About Biographical Space: The Application of Biographical and Synoptic Methodologies in Historical Research
Examining the biography of psychologist, educator and politician Ferenc Mérei, this study addresses the question whether the linearity and continuity traditionally associated with biographies constitute an appropriate concept for the study of the complex historicity of a human life. Separating life and biography, the study’s premise is that the disparate data about a life, often carrying no meaning in themselves, are not of the same quality as the facts of a biography (let alone of an autobiography), ordered in hindsight and interpreted along preconceptions. In short, research must differentiate between the experienced and narrated levels of biographies.

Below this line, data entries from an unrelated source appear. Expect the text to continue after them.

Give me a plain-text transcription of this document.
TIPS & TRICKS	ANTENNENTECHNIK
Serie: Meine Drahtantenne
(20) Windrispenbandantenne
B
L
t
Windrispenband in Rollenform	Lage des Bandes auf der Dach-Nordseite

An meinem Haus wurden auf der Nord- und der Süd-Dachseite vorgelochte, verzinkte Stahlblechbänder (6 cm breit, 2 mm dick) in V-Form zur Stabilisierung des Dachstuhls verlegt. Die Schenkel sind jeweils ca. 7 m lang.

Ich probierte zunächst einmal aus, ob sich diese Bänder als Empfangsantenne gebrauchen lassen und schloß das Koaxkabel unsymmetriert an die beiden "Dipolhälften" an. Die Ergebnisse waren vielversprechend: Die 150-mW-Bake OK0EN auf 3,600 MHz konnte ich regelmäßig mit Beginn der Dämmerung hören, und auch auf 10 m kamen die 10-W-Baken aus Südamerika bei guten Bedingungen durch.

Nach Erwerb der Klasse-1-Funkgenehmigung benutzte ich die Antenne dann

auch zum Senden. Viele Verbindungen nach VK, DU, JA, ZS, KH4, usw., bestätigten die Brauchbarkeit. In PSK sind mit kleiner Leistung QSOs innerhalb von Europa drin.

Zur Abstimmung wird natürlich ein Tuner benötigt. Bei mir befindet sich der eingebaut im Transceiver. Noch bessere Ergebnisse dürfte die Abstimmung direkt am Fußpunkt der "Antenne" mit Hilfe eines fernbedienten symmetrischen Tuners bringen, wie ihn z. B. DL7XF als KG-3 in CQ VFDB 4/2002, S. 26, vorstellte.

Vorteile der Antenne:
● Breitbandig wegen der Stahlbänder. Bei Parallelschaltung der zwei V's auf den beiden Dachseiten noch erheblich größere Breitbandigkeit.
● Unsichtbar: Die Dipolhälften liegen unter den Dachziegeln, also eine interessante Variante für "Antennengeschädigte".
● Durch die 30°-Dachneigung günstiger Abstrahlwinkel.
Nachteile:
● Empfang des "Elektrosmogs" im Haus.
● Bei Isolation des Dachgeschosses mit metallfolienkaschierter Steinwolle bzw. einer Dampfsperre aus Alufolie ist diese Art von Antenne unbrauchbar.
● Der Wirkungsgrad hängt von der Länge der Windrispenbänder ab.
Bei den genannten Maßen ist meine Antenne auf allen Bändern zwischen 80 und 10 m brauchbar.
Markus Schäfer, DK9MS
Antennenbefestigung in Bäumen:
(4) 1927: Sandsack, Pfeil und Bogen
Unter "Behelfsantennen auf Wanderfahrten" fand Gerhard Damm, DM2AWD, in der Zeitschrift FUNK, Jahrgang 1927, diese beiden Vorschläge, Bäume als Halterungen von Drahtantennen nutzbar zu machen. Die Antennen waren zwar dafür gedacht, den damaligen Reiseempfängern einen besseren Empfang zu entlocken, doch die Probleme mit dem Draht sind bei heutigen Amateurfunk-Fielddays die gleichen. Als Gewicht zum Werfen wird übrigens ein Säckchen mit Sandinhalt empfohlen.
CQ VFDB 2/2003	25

Through the application of the concept of ‘event of fate’ and a synoptic and parallel examination of documents (in the widest sense of the word), the study probes both these registers of biographic space from the angle of faultlines. Reaching beyond the narrated and ordered life history of a man so skilled in self-interpretation as Mérei, faultlines provide opportunities to explore those incongruent elements that do not fit in the narration, even though they comprise an integral part of the experienced register. Thus, by disrupting the homogeneous, linear and continuous temporality of biographies, this study reclaims the tentative, the aborted, the unexpected, and the unintentional; and by doing so, attempts to restore the complex, non-linear and heterogeneous temporality in historiography.